Fabrik, so das damalige Vorwort, "hebt wie eine Pastorale an". Das stimmt. Und auch, dass Tuggener "die Gesetze des Stummfilms auf die Bildfolge übertragen und dabei (...) den Rhythmus neu entdeckt" hat. Er hält sich allerdings nicht lange bei der Schäferstimmung auf, der Bildrhythmus zieht den Betrachter in einen expressionistischen Albtraum à la Metropolis hinein. Riesige Kräne, Turbinenräder, Öfen, Transformatoren reduzieren die, die Hand anlegen, zu Rädchen. Nahaufnahmen bestärken nur, als Kontrast, den Befund. Bilder aus der Umgebung, seien es die Siedlungen, die Wasserläufe oder die Bahntrassen, ergänzen das "Gesicht der Arbeit": Alles wird der nie ruhenden Fabrik zugeführt.
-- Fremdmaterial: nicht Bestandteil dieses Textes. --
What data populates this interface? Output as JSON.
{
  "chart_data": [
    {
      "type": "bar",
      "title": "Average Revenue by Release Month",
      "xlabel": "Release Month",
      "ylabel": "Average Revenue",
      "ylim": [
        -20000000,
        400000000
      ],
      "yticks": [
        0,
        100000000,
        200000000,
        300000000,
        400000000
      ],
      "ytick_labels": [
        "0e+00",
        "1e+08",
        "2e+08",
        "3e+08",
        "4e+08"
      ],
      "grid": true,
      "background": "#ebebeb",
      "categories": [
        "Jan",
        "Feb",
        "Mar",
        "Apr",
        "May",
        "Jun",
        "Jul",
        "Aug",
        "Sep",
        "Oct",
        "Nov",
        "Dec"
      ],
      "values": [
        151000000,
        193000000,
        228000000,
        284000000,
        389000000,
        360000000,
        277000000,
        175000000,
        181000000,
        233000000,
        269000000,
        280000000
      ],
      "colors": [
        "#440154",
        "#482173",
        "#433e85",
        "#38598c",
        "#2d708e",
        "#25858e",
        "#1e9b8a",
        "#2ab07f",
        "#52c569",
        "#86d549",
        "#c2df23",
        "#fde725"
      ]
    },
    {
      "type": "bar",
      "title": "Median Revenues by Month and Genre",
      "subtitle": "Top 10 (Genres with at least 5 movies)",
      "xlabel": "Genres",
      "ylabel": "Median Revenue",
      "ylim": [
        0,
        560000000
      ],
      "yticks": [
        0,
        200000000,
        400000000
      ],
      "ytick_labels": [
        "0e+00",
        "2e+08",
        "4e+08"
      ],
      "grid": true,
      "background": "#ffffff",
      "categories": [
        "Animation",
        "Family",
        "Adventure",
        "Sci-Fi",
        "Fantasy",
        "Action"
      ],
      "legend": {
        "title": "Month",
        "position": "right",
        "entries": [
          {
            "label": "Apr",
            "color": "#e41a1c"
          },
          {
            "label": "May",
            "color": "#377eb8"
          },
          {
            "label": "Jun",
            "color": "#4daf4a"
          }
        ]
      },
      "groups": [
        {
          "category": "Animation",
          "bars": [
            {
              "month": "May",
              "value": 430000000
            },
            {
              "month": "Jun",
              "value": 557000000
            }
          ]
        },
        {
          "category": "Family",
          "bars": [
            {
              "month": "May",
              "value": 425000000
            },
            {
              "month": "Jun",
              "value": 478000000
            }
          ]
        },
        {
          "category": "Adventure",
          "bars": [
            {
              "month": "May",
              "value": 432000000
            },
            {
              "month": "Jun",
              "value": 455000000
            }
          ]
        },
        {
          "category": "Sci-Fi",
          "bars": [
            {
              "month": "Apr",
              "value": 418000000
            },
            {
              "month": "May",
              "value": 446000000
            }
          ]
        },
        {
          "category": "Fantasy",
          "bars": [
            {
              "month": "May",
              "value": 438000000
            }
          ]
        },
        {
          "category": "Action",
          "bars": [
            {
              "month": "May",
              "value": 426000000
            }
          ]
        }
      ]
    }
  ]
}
Wenn ein Bild mal an Charlie Chaplins Modern Times erinnert, dann ist das ebenso wenig Zufall wie die Bakelitpuppe, die auf dem Bretterboden steht - zwischen Granaten. Tuggeners ungeschönt nüchterne Herangehensweise hat Schule gemacht. Robert Frank war einer der Schüler. Steidl sei Dank, dass der Lehrer nicht vergessen wird.  (Michael Freund / DER STANDARD, Printausgabe, 4./5.2.2012)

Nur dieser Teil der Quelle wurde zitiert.